Daha önce ‘’iki ayyaşın yaptığı yasa muteber oluyor da, dinin emrettiği yasa sizin için neden ret edilmesi gerekiyor’ ’diyen Cumhurbaşkanı son olarak sosyokültürel değişim gündemi ile toplanan 6.Din şurasında yaptığı konuşmada geçen ‘ Ticaretimizden beşeri münasebetlerimize, eğitim öğretimden evliliğe, temizlikten kılık kıyafete yaşantımızın her safhasını düzenleyen bir dine inanıyoruz’’ sözleri ile çok yakında laiklik karşıtı benzer uygulamalar ile daha sıkça karşılaşacağımızı bize şimdiden haber vermiş oldu.

‘’Nefsimize ağır gelse de hayatımızın merkezine dönemin koşullarını değil, dinimizin hükümlerini yerleştireceğiz. Özellikle dini hayattan tecrit eden, sadece belli kalıplara, belli şekillere, belli davranışlara hapseden dogmatik bir anlayışa itibar etmeyeceğiz’’ cümlesi ile neyin kastedildiği yeterince açık değil midir?

Oysaki Ahmet Taner Kışlalı’nın söylediği gibi; ’’Laiklik, dini devre dışı bırakmak anlamına gelmez; din adına baskı yapmak, zor kullanmak isteyenleri devre dışı bırakmak anlamına gelir’’

Şimdi; Cumhuriyetin temel ilkelerini, laiklik, hukuk devleti ve demokrasiyi yok etmeyi amaçlayan ve de demokrasinin tanıdığı hak ve özgürlükleri yasa dışı yorumlarla tarif ederek oluşturulan siyasi projelere karşı daha ne kadar sessiz kalacağız?

‘’Türkiye laiktir laik kalacaktır’’ sloganı atarak laikliğin ve Cumhuriyetimizin temel değerlerinin korunamayacağını artık anlamalıyız.
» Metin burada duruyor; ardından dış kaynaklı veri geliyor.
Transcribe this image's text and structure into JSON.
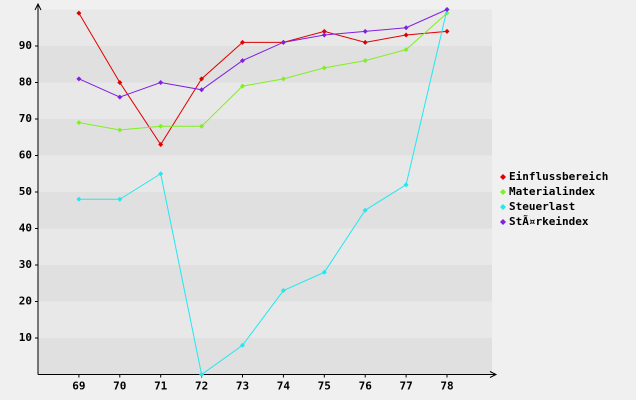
{
  "chart_data": {
    "type": "line",
    "x": [
      69,
      70,
      71,
      72,
      73,
      74,
      75,
      76,
      77,
      78
    ],
    "xlim": [
      68,
      79.1
    ],
    "xticks": [
      69,
      70,
      71,
      72,
      73,
      74,
      75,
      76,
      77,
      78
    ],
    "ylim": [
      0,
      100
    ],
    "yticks": [
      10,
      20,
      30,
      40,
      50,
      60,
      70,
      80,
      90
    ],
    "grid": true,
    "legend": "right",
    "series": [
      {
        "name": "Einflussbereich",
        "color": "#e00000",
        "values": [
          99,
          80,
          63,
          81,
          91,
          91,
          94,
          91,
          93,
          94
        ]
      },
      {
        "name": "Materialindex",
        "color": "#80f020",
        "values": [
          69,
          67,
          68,
          68,
          79,
          81,
          84,
          86,
          89,
          99
        ]
      },
      {
        "name": "Steuerlast",
        "color": "#20e8f0",
        "values": [
          48,
          48,
          55,
          0,
          8,
          23,
          28,
          45,
          52,
          100
        ]
      },
      {
        "name": "StÃ¤rkeindex",
        "color": "#8020e0",
        "values": [
          81,
          76,
          80,
          78,
          86,
          91,
          93,
          94,
          95,
          100
        ]
      }
    ]
  }
}
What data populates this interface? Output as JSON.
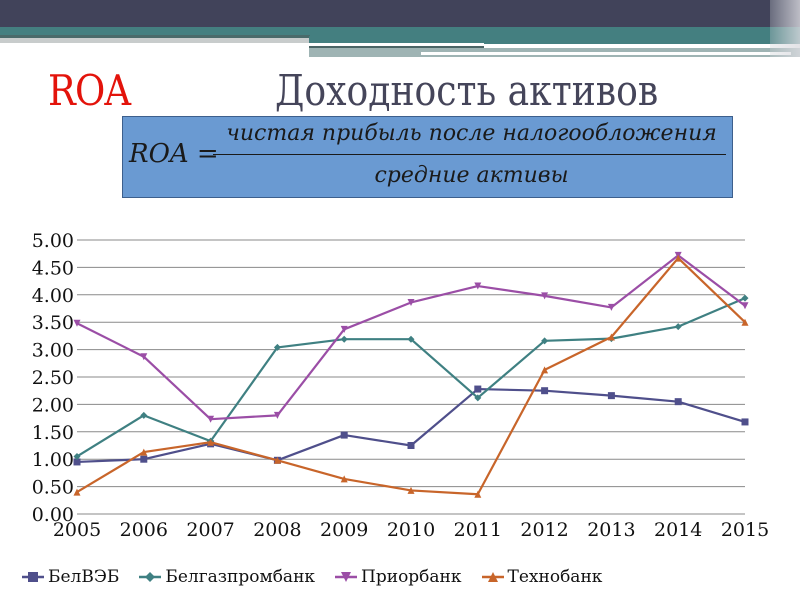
{
  "header": {
    "label": "ROA",
    "title": "Доходность активов"
  },
  "formula": {
    "lhs": "ROA =",
    "numerator": "чистая прибыль после налогообложения",
    "denominator": "средние активы"
  },
  "colors": {
    "title_red": "#e3130b",
    "title_grey": "#45455a",
    "formula_bg": "#6a9ad2",
    "topbar": "#41435a",
    "teal": "#447f80"
  },
  "chart_data": {
    "type": "line",
    "title": "",
    "xlabel": "",
    "ylabel": "",
    "ylim": [
      0,
      5
    ],
    "grid": true,
    "legend_position": "bottom",
    "y_ticks": [
      "0.00",
      "0.50",
      "1.00",
      "1.50",
      "2.00",
      "2.50",
      "3.00",
      "3.50",
      "4.00",
      "4.50",
      "5.00"
    ],
    "categories": [
      "2005",
      "2006",
      "2007",
      "2008",
      "2009",
      "2010",
      "2011",
      "2012",
      "2013",
      "2014",
      "2015"
    ],
    "series": [
      {
        "name": "БелВЭБ",
        "color": "#4f4f8b",
        "marker": "square",
        "values": [
          0.95,
          1.0,
          1.28,
          0.98,
          1.44,
          1.25,
          2.28,
          2.25,
          2.16,
          2.05,
          1.68
        ]
      },
      {
        "name": "Белгазпромбанк",
        "color": "#3f8082",
        "marker": "diamond",
        "values": [
          1.05,
          1.8,
          1.33,
          3.04,
          3.19,
          3.19,
          2.12,
          3.16,
          3.2,
          3.42,
          3.94
        ]
      },
      {
        "name": "Приорбанк",
        "color": "#9b4ea6",
        "marker": "triangle-down",
        "values": [
          3.48,
          2.87,
          1.73,
          1.8,
          3.37,
          3.86,
          4.16,
          3.98,
          3.77,
          4.72,
          3.8
        ]
      },
      {
        "name": "Технобанк",
        "color": "#c8652a",
        "marker": "triangle-up",
        "values": [
          0.4,
          1.13,
          1.31,
          0.98,
          0.64,
          0.43,
          0.36,
          2.63,
          3.23,
          4.67,
          3.5
        ]
      }
    ]
  }
}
Bursa nutkunu tekrar tekrar okumak ve her birimiz ‘’bu haksızlığı ortaya koyan neden ve etkenleri düzeltmek de benim görevimdir.” Demedikçe, kaybedeceğimiz şey Çağdaş Türkiye ülkümüz ve Cumhuriyetimiz olacaktır.
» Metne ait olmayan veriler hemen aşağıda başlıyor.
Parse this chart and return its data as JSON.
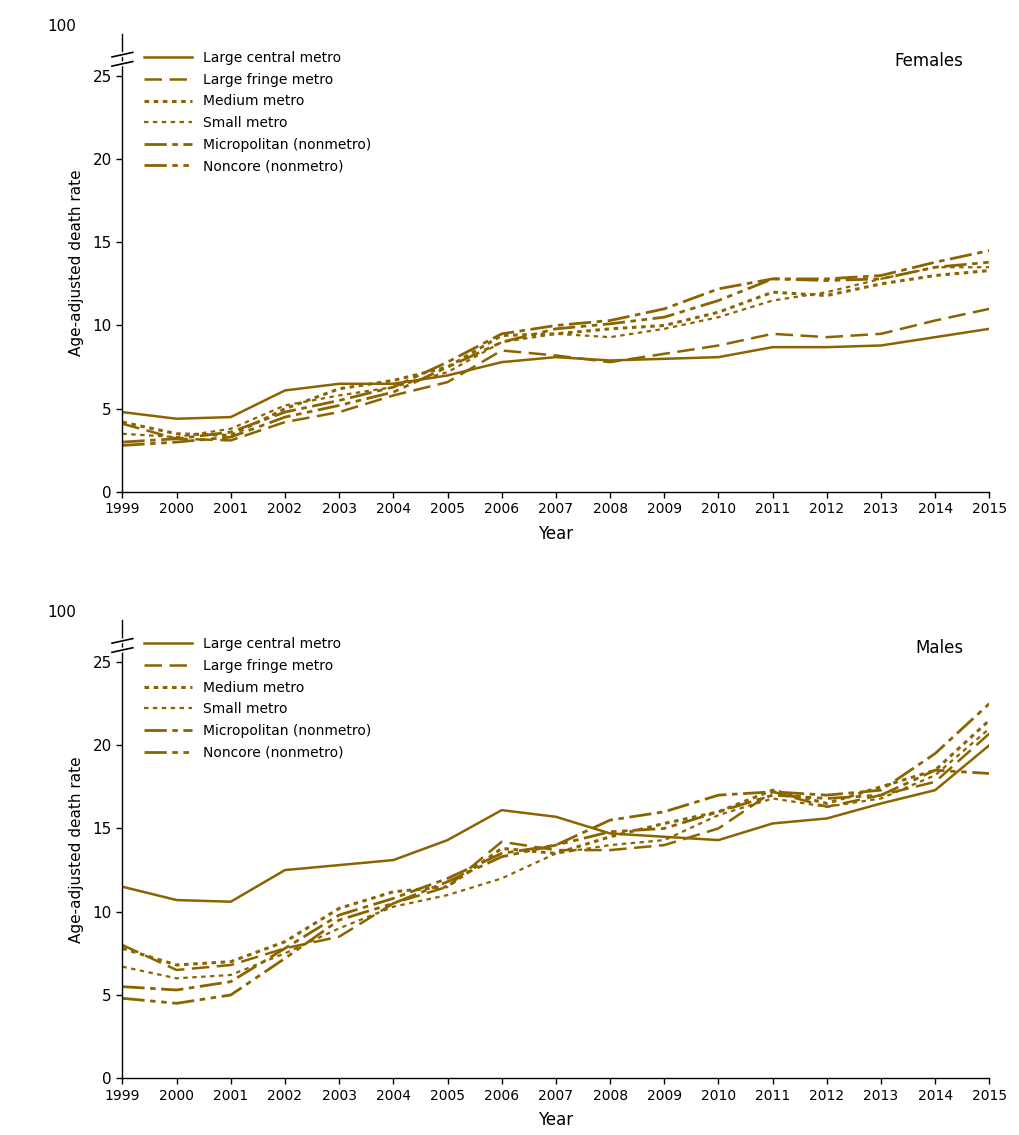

Çocuklarımıza huzur içinde bir ülke ve güçlü bir gelecek bırakmak için muhtaç olduğu kudreti damarlarında hisseden her Türkiye Cumhuriyeti vatandaşının bu gidişe Hayır! Deme zamanın gelmiş ve geçmektedir. Gerisi boş sözden başka bir şey değildir.